A Houston-based compounding pharmacy that was recently roped into Eli Lilly’s fight against knockoff GLP-1s has landed in the FDA’s crosshairs for the second time in less than a year.
The FDA has slapped Empower Pharma with a warning letter citing a laundry list of production issues that put the company in violation of its 503B compounding credentials under the Federal Food, Drug, and Cosmetic Act. The FDA delivered the warning letter at the beginning of April following an inspection of Empower’s Houston manufacturing facility last August.
Empower initially received the less severe consequence of a Form 483 and started a recall of certain products made at the facility following the FDA’s inspection last summer. That said, the company was also taken to task by the FDA over similar infractions last May.
Repeated lapses on the company’s part “demonstrate that executive management oversight and control over the manufacture of drugs is inadequate,” the FDA said in its warning letter, which was posted to the agency’s website April 22.
Digging into the FDA’s concerns, the agency noted that drug products from Empower’s facility lack key labeling information, including how to report side effects and directions for use such as dosage and administration.
By failing to include those crucial details on its packaging, Empower ran afoul of the rules for 503B compounding, which allow outsourcers to produce bulk batches of drugs without needing to go through the formal FDA approval process. That said, 503B compounders are still held to industry manufacturing standards and must meet other requirements to stay in compliance with the FDA.
Labeling aside, FDA inspectors also noted that Empower-produced drugs that should have been sterile were prepared, packed or held in “unsanitary conditions” that could have led to contamination.

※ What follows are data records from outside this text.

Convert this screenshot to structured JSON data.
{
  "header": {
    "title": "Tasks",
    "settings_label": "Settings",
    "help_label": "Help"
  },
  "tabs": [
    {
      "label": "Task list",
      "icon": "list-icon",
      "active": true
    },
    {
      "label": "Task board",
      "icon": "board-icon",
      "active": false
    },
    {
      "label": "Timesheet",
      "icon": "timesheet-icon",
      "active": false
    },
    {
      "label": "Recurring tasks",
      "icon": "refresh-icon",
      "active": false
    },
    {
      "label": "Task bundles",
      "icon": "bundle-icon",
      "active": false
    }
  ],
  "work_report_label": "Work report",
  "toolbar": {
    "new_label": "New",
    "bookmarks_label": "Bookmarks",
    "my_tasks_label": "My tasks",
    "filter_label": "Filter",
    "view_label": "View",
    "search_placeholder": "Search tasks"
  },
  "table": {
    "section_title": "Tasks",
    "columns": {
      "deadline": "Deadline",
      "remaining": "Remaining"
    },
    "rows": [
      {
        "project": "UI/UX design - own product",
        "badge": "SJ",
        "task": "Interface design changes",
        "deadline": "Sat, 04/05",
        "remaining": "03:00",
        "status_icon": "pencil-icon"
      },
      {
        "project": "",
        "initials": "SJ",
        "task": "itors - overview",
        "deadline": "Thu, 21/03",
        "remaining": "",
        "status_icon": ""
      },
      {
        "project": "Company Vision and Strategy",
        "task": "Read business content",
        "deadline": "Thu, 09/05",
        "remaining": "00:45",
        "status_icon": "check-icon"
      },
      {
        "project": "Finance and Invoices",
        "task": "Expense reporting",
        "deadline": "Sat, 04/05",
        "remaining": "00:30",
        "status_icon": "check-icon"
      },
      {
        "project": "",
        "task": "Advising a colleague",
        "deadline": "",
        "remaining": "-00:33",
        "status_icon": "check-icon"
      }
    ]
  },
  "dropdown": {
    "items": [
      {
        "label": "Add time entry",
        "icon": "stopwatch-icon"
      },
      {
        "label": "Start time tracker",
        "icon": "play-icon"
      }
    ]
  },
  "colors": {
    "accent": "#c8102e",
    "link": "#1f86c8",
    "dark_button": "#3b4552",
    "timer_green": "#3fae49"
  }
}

To make its point, the FDA went through a litany of production shortfalls observed at the Empower facility.
The compounder failed to assess and respond appropriately to a microbial contamination event; it dropped the ball on performing satisfactory smoke studies to demonstrate proper airflow in manufacturing spaces; it didn’t follow up thoroughly when production results were out of spec; and the company lacked proper protocols for maintaining equipment, ensuring a consistent manufacturing process and monitoring environmental conditions in aseptic areas, the FDA said.
Despite the prior wrist slap in the shape of a Form 483, Empower’s efforts so far to right the ship at its facility have failed to impress the FDA, which called some of the corrective actions the company has taken in the previous year “deficient.”
The regulator noted that, among other issues, Empower failed to provide an adequate product impact assessment for a certain batch of its drug pyridoxine HCL—which was subject to a recall in September—after the company released the batch despite detecting positive microbial growth in the area the product was produced.
Complicating matters further, the FDA noted that it was “unable to fully evaluate” Empower’s proposed corrective actions because the company failed to furnish the agency with enough documentation.
Given the scope of Empower’s infractions, the FDA is recommending that the compounder launch a comprehensive assessment of its operations, including facility design, procedures, personnel, processes, maintenance and more. The regulator stressed that Empower specifically needs to get its aseptic processing operations under control and urged the company to enlist third-party sterile manufacturing expertise.
Although compounded tirzepatide was not listed among the multiple Empower products flagged in the warning letter, the company is one of many locked in a duel with Eli Lilly over the continued practice of compounding GLP-1s.
Compounding pharmacies have filled a major supply gap in recent years as both Lilly and Novo Nordisk, which makes semaglutide, struggled to keep up with the immense demand for their anti-obesity and diabetes meds.
Still, the FDA’s determination that the shortage of Lilly’s diabetes and obesity offerings—marketed as Mounjaro and Zepbound—has ended set a March 19 deadline for many 503B outsourcing facilities to stop compounding tirzepatide.
Lilly accused Empower of flouting that deadline in a recent lawsuit, in which it contended the outsourcer was falsely advertising its compounded tirzepatide as a personalized version of Lilly’s patented drug.
At the time, Empower cautioned against cutting off access to personalized alternatives for popular drugs and said it was “committed to offering these life-changing formulations” in a statement to CNBC.